As recently as 2020, Peter Meijer’s appeared to have a bright future in Republican politics. The West Point graduate and Iraq war veteran won a congressional race in one of Michigan’s most competitive districts, and looked like a safe bet for re-election in 2022.
That didn’t quite work out. In early 2021, Meijer was one of 10 House Republicans who voted to impeach Donald Trump in the aftermath of Jan. 6, and a year later, the congressman faced a far-right challenge from a former Trump administration official with a history of promoting inflammatory conspiracy theories and taking ridiculous positions on a wide range of issues.
Meijer narrowly lost his primary, and Democrats soon after flipped his seat from “red” to “blue.”
A year later, the Michigan Republican, apparently hoping his party had learned a lesson from his primary defeat, launched a comeback bid and kicked off a U.S. Senate campaign. As NBC News reported, that didn’t work out, either.
Former Rep. Peter Meijer, who lost his House seat after voting to impeach then-President Donald Trump, has dropped out of a crowded Republican Senate primary in Michigan. Angela Benander, a spokesperson for Michigan Secretary of State Jocelyn Benson, confirmed to NBC News that Meijer withdrew his candidacy ahead of a Friday afternoon deadline.
It was a rather abrupt shift: On April 23, Meijer turned in his petition signatures, celebrated their delivery to state election officials, and appeared to have qualified for the ballot.
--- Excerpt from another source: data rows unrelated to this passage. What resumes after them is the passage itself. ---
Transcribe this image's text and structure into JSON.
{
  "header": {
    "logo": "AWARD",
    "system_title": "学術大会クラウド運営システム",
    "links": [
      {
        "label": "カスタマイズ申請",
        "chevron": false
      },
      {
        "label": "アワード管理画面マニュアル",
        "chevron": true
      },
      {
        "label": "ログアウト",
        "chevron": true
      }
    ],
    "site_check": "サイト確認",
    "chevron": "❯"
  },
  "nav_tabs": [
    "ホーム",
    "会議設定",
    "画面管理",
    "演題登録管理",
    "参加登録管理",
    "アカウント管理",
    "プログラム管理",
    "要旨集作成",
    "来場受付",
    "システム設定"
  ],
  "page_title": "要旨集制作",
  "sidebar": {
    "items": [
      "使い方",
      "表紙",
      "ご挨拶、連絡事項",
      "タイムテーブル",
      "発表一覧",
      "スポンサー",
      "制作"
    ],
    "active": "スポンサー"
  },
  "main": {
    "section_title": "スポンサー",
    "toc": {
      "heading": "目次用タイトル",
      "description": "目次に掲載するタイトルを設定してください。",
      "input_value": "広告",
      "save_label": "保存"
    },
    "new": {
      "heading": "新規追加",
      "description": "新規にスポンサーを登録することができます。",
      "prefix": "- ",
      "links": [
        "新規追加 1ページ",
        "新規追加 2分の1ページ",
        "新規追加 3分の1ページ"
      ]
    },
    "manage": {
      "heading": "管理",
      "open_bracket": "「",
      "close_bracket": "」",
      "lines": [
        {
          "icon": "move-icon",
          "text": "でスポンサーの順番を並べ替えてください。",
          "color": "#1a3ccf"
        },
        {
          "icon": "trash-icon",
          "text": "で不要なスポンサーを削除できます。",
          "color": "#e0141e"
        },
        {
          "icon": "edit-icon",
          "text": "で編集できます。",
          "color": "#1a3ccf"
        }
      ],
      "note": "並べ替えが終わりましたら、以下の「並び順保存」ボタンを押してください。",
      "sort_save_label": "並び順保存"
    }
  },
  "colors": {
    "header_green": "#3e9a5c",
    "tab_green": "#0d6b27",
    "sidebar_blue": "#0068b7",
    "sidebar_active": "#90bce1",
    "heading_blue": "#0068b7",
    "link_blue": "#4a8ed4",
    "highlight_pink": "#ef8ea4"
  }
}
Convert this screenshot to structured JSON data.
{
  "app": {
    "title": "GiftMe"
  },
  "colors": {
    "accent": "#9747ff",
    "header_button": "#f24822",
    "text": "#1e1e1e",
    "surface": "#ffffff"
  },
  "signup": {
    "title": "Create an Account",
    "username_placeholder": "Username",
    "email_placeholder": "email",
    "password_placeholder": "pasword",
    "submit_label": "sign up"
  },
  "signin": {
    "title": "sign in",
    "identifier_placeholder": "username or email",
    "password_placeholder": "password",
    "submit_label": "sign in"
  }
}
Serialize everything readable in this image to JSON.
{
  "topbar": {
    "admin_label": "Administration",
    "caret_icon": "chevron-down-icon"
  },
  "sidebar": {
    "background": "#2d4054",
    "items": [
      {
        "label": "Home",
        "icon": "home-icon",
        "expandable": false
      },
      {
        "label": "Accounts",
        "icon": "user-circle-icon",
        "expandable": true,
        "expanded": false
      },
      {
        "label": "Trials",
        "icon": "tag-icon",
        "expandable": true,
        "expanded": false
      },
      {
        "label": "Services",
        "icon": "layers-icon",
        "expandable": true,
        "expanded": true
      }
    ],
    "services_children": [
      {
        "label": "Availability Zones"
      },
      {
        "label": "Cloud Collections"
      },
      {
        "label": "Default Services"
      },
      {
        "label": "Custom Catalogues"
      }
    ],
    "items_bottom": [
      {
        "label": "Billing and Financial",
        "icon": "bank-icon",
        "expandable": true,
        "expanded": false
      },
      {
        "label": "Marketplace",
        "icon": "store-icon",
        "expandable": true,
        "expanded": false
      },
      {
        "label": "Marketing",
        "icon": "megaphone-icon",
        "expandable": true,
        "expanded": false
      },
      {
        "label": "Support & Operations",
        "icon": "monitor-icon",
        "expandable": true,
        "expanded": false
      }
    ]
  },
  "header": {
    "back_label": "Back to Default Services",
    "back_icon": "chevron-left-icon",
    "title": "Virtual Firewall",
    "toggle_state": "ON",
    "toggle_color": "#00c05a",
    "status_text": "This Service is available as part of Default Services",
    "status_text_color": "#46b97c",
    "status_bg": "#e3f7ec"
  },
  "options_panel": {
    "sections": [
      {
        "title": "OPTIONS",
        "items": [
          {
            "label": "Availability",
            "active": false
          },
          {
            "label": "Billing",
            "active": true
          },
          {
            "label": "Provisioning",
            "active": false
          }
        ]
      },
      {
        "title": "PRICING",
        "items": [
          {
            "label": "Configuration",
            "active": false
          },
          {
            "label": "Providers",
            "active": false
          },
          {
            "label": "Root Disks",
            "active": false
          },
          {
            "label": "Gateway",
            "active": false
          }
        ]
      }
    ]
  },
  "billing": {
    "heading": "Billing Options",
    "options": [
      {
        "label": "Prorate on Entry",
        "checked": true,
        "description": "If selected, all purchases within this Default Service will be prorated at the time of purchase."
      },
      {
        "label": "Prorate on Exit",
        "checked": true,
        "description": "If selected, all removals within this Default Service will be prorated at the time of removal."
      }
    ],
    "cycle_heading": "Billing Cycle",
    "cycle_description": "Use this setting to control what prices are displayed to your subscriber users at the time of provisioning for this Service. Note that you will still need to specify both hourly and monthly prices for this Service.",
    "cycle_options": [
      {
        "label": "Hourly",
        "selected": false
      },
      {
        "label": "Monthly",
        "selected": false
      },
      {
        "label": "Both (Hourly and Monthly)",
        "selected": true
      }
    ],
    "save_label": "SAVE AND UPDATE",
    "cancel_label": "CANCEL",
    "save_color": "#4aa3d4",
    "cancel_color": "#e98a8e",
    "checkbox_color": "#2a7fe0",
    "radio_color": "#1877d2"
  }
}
On April 26, the former congressman exited the race.
Trump, not surprisingly, was delighted.
“Congratulations to all Good Republicans!” the former president wrote to his social media platform just hours after the news broke in Michigan. “Peter Meijer, one of the 10 Impeachers of your Favorite President, ME, and someone thought of to have a very good political future, has just withdrawn from the Senate Race in the Great State of Michigan. Once he raised his very little and delicate hand to Impeach President Trump, his Political Career was OVER! … Happily, the 10 Impeachers are just about gone.”
For now, let’s not dwell on the fact that it’s deeply weird to see Trump talk about others having “very little” hands given his own difficulties on the issue.
Rather, let’s focus on the former president’s preoccupation with the fate of the Impeachment 10.
Circling back to our recent coverage, when Trump was impeached for his role in the Jan. 6 attack, it resulted in the most bipartisan impeachment vote in American history. Against a backdrop in which Republicans seemed eager to move on from their failed, defeated president, 10 GOP House members voted with the Democratic majority in favor of the impeachment resolution, and they had every reason to believe they’d be vindicated by history.
History, however, doesn’t elect members of Congress. Voters do.